Above, I noted how close he came: he referred to education, but then asked rather scornfully, “But how?” -- how would education of libertarian leaders cause the state to wither away?
It wouldn't, of course. But if he'd only taken the question one stage further, another light bulb would surely have lit up: the needed education is not just for activists and leaders but for everyone. No matter the formidable size of that task; if a free society is to come about, that is what needs to be done, and nothing less. Otherwise, there could be no universal repudiation of government, needed to motivate everyone to avoid working for it. Then, once he had seen that, he'd have figured out a way to deliver the indispensable education.
At least, I think he would, given the power of his intellect; though the task would have seemed far more formidable then, in the 1970s, than it does today now that we have the Internet. He'd have had to propose some kind of correspondence school, as in What Might Have Been. Possibly he'd have seen a way to use TV, with VHS tapes – or even just audio. If he had forgotten how the early Christian Church grew exponentially, his wife JoAnn, a lifelong Presbyterian, would surely have reminded him – and so he would have tumbled to the central idea of one-to-one replication, with its enormous ability to cause rapid growth.

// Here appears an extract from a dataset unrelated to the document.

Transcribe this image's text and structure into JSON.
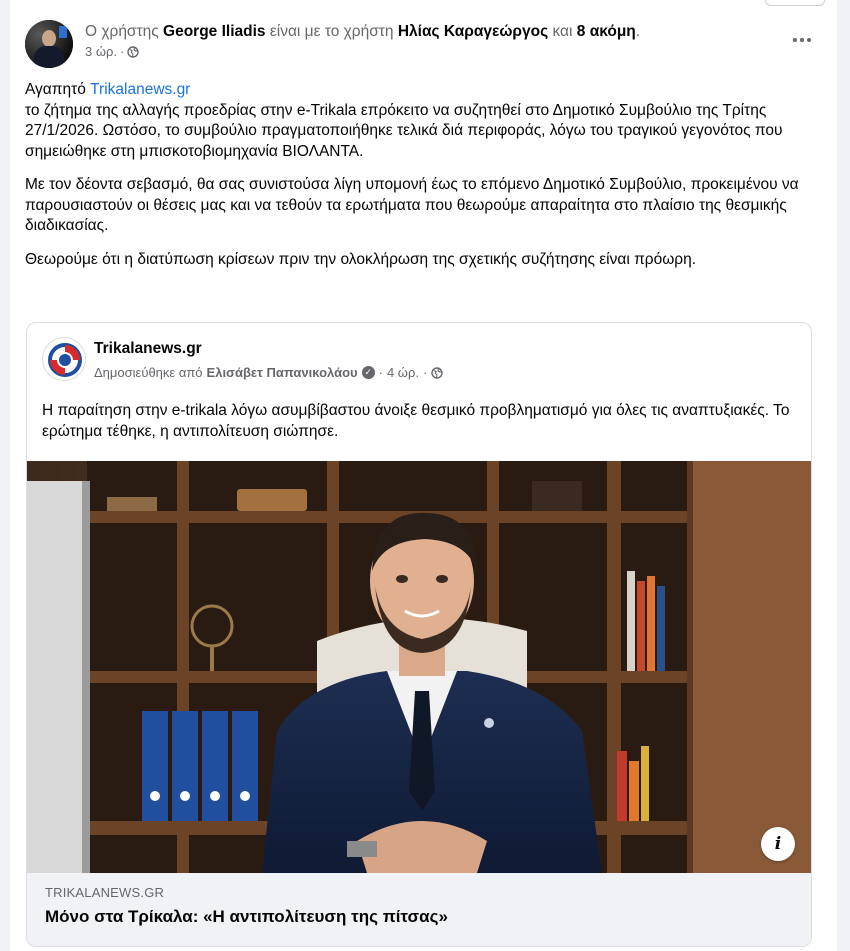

Absence of the Net, and of low-cost CDs, might have slowed down progress a bit; who knows, the process might have taken 40 years instead of a reasonably-projected 28. But since 1970, when Rothbard had all his ducks in a row and had begun his activism, we've had those 40 years. If only he had chosen such a non-political method, to complement the non-political nature of the free society he had just portrayed, we'd be enjoying the result already.